Waaah!
I just have to let this go. My mind is clouded with things like "I want to leave the apartment", "Ayaw ko na!", "San ako magstay?", "Anong oras kaya ako uuwi?", "San kaya ako lilipat?", "Papayag kaya sila?", "Maiintindihan kaya nila?". Alaways all about me! WAAAH somebody hit me right now! And tell me that I'm an idiot, stupid, selfish! Somebody hit me! And tell me what should I do! I'm so fixated with this freaking problem that I can't see Lord's purpose, I can't hear Him, I can't focus on Him!
I just don't know what to do!
I'm so weak! so stupid! grrr!!!!
In the end I'll always be the one who is wrong.
It's good that they easily moved on.
Too bad I just can't when they're still around!

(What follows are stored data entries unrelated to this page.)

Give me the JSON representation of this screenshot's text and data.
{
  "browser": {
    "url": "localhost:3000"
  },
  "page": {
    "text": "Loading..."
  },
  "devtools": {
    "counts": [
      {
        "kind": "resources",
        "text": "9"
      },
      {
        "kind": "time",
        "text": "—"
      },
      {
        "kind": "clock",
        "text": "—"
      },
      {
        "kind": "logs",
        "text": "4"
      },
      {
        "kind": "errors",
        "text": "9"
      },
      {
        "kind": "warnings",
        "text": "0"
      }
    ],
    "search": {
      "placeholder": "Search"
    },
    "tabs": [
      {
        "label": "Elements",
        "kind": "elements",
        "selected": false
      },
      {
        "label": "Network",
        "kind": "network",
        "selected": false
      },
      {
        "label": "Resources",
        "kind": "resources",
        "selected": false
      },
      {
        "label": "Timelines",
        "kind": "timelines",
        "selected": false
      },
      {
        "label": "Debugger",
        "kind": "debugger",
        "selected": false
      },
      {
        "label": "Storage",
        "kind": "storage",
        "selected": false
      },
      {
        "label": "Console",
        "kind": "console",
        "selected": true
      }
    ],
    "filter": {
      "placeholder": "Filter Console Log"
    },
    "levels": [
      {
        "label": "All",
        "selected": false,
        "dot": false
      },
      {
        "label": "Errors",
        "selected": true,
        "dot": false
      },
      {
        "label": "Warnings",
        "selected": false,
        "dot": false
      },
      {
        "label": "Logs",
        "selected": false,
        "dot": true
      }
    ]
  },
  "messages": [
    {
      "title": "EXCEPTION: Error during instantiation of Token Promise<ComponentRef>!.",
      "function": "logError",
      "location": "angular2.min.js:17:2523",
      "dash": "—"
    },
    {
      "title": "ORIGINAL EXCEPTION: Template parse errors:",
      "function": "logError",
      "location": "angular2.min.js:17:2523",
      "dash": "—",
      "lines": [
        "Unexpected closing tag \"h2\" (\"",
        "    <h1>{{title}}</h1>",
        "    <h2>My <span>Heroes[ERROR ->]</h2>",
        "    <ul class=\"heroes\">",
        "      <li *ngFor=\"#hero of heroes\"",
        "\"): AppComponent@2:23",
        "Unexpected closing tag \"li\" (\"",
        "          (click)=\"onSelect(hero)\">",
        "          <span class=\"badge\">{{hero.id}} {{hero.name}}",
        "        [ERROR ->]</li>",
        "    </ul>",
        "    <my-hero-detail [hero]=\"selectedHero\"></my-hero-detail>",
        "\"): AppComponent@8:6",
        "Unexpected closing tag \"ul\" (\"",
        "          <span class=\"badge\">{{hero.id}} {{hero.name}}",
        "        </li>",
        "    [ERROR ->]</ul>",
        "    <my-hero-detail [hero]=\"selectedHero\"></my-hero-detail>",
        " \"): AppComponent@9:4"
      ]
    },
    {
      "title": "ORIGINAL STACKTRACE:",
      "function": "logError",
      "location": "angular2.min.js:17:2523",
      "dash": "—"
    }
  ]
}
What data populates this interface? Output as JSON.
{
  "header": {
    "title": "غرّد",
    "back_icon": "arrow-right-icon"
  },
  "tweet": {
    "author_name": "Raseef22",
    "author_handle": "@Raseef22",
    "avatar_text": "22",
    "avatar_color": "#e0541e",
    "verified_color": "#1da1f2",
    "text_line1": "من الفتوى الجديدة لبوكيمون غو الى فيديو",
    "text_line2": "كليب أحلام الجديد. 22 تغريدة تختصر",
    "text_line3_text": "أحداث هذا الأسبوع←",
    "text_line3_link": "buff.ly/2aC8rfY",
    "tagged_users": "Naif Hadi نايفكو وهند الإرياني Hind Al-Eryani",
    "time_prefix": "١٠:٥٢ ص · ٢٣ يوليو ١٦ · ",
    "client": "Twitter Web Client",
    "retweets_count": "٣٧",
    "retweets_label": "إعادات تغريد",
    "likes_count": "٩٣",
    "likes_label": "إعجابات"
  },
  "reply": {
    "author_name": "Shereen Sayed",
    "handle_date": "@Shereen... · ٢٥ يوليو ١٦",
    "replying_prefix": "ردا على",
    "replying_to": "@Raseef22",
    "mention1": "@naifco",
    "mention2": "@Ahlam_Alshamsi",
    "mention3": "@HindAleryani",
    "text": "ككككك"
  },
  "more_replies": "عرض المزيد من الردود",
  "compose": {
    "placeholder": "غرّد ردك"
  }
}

Lord, I just give up! I give up.
I just don't deserve to be with them, I'm too stupid and weak for them, too emotional, too unenlightened, I just don't fit in.
HAAAAAYYY
If only I could only have space and time. If only I could be far away from them for a long time.
Yeah that's me, one who always run away, a coward.
i just don't know...
Wish someone knows...
I bet God is talking to me, but my ears are kept shut with my whines! Someone really needs to hit me really really hard!